Merci à l'équipe de CinéSériesMag de m'avoir permis la découverte cette surprenante production venu tout droit du Paraguay. Et merci à l'éditeur dvd de sortir des sentiers battus en nous proposant ces pépites du cinéma mondial, qui sont autant d'ouvertures à des écritures cosmopolites pas ou peu connus dans l'hexagone. Nous pouvons ainsi acquérir une certaine connaissance d'autres cultures qui nous seraient difficilement accessible autrement.

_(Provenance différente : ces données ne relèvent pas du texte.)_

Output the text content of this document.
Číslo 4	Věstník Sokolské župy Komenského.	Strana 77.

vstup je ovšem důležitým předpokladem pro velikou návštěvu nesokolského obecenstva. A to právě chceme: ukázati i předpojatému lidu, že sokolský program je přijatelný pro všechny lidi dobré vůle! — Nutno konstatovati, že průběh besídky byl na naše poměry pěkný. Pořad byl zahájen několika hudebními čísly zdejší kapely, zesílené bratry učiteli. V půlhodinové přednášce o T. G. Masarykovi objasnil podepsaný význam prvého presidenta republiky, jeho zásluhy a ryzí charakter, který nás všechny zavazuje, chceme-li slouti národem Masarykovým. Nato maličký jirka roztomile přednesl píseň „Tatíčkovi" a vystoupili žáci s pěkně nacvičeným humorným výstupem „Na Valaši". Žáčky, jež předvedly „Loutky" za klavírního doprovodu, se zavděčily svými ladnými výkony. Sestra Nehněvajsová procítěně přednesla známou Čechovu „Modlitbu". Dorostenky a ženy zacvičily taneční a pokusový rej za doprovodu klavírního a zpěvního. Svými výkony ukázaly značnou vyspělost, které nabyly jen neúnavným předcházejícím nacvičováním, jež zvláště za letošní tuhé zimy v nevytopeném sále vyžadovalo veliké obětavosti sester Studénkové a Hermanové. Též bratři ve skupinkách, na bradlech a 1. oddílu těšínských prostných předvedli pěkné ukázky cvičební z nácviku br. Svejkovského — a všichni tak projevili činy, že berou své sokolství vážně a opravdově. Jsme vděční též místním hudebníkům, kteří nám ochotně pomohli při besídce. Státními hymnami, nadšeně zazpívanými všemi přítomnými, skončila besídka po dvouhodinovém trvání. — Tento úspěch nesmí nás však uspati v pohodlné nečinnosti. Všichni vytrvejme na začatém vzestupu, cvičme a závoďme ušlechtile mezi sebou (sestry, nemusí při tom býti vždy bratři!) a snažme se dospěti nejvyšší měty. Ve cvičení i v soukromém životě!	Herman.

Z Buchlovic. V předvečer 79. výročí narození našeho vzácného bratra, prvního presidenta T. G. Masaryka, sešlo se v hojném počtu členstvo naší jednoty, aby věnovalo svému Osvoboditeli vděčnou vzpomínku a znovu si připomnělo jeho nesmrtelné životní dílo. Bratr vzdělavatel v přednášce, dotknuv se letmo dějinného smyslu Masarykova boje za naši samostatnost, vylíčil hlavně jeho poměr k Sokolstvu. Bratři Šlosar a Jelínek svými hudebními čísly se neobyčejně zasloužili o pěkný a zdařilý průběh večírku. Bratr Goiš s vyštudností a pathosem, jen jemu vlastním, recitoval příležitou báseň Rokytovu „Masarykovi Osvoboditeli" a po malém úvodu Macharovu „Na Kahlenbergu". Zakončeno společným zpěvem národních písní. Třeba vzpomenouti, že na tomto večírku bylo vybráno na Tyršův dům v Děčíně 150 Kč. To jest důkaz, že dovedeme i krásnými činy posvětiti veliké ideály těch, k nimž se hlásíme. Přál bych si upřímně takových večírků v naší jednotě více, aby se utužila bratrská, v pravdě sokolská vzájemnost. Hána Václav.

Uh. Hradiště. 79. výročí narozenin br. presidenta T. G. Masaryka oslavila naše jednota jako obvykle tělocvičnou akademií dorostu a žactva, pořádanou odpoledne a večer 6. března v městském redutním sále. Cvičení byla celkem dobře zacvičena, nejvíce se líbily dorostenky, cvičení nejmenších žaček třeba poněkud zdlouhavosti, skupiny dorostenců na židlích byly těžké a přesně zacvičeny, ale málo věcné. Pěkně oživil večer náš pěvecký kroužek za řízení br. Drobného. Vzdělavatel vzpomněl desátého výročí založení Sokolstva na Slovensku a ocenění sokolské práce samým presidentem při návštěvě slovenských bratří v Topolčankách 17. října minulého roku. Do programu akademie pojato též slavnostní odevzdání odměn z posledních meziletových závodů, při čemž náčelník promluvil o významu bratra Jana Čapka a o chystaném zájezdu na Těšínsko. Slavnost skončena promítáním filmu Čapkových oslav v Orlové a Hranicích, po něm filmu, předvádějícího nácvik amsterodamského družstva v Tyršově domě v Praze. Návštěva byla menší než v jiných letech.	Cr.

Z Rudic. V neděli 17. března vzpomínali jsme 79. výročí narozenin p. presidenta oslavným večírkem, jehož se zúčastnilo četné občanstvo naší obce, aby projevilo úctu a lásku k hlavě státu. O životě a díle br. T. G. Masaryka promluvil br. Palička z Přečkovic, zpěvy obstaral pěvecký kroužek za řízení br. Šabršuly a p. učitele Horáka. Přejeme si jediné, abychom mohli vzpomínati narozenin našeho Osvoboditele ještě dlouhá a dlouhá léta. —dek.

Excellente surprise donc que ce film paraguayen qui nous renseigne avec vigueur sur le délabrement socio-politique de ce pays d’Amérique du sud. Moins visible que ses compères argentins, brésiliens, uruguayens et autres poids lourds du continent sa relative stabilité l'épargne des crises qui secouent ces nations. Et pourtant...........
Car ce que nous disent les réalisateurs sur l'iniquité économique qui le gangrène n'est pas des plus rassurants. Victor, ce jeune garçon qui se voit confier une livraison dont il n'a aucune idée du contenu, semble faire contrepoint à ces enfants délaissés dont la rue est possiblement l'unique issue de secours pour survivre. Ne pas (se) poser de questions et tracer sa route sans se retourner peut alors constituer la devise d'habitants en survie permanente. Qu'il y soit accompagné par sa secrète passion amoureuse et un ami cleptomane accrédite la thèse d'une jeunesse laissée à l’abandon. Ce n'est malheureusement pas l'unique tare d'un gouvernement trop affairé à s'enrichir par l'expropriation et l'exploitation de sa culture Guarani et ses nombreuses ressources naturelles.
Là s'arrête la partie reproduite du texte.